Quando sono con lei mi ritrovo sempre di buon umore e non riesco a non ridere come un idiota. D'un tratto, smette di guardarmi e volta il suo sguardo altrove, come se cercasse qualcuno e non sembra per niente tranquilla, probabilmente sarà alla ricerca di quel finocchio del suo amichetto. Da quando mi ha confessato la sua reale natura, sono più tranquillo e devo ammettere che non è così male, visto che mi ha aiutato a rivederla, ho la brutta abitudine di giudicare le persone prima di conoscerle.

«Perché continui a guardarti intorno?» le chiedo, conoscendo già la risposta.

Si avvicina al mio orecchio e ciò mi provoca un brivido. Cazzo, devo mantenere il controllo, non vorrei commettere una sciocchezza proprio qui, davanti a tutti.

«I miei amici avevano detto che sarebbero venuti qui.» urla.

Siamo insieme e pensa ai suoi amici, pazzesco! Le afferro la mano e la porto via dalla pista, ho bisogno di bere e di certo non la lascio lì da sola. Ci aggiriamo per la casa, fino a trovare la cucina. Apro la porta e Emy si copre gli occhi, imbarazzata; c'è una coppia che sta per scopare, lei è seduta sul tavolo e fruga nei pantaloni del tizio. Appena si rendono contro della nostra presenza, si compongono immediatamente. Varco la soglia, non curandomi di loro e inizio a cercare dell'alcol. D'un tratto, il ragazzo afferra il mio braccio, impedendo la mia ricerca sfrenata. Mi volto di scatto e incontro degli occhi furenti.

«Qui non ci puoi stare, stronzo!» mi sputa addosso il suo insulto.

«Ah, no?» chiedo con vena ironica.

«No, stavamo per... insomma, hai capito.»

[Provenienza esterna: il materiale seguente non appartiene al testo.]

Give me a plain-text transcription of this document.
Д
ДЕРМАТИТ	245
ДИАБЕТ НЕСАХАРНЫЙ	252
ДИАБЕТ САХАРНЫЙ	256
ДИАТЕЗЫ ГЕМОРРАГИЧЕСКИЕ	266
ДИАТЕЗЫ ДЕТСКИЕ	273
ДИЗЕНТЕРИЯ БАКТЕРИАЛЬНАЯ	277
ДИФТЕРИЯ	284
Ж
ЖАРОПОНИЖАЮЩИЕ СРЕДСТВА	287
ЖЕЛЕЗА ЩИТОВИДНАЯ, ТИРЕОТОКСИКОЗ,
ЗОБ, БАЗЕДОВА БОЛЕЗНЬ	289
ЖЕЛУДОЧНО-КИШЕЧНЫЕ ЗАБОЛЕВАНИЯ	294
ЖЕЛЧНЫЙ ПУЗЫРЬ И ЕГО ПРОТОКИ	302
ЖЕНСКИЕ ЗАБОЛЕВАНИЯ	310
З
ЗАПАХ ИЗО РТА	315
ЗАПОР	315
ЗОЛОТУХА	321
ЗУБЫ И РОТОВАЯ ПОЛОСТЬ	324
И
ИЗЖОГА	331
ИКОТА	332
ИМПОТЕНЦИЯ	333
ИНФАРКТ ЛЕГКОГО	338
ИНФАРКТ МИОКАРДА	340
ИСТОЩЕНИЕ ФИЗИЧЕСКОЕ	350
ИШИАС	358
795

Non riesce neppure a dire la parola scopare, davvero patetico. Lo squadro e posso notare che è soltanto un ragazzino. Gli rido in faccia e lo afferro prontamente per la maglietta.

«Mark, andiamo via.» dice Emy, afferrandomi per le spalle.

«Sono loro che se ne vanno, vero?» mi rivolgo al ragazzino davanti a me.

«Non andiamo da nessuna parte, prendi la tua puttanella e andate a fare roba altrove.» ringhia il tizio.

Lo sbatto contro i mobili della cucina, talmente forte che una delle ante cade a terra.

«Ripeti quello che hai detto, non ho sentito bene.» lo minaccio.

Mi guarda impaurito e mi chiedo perché vogliano fare gli eroi e poi alla prima rissa se la fanno addosso.

«Mark, ti prego, basta.» Emy cerca di convincermi, ma la ignoro.

Nessuno può permettersi di chiamarla puttana, cazzo!

«Allora?» chiedo al ragazzo, più incazzato di prima.

«Adesso... andiamo via.» dice con voce tremante.

Gli sorrido in modo trionfante e lo scaravento sul pavimento. Si tira su a fatica e poi afferra la mano della ragazza, fino a levarsi dalle palle.

«Era davvero necessario comportarti in quel modo violento?» chiede Emy, irritata.

«Sì, lo era!» le dico beffardo e con un sorrisetto stampato sul viso. Scuote la testa ed alza gli occhi al cielo, un gesto che fa spesso quando è contrariata o nervosa. Continuo a cercare l'alcol, aprendo tutti i mobili, ma non riesco a trovarlo. «Merda!» impreco.

Dev'esserci una fottuta bottiglia nascosta in qualche angolo.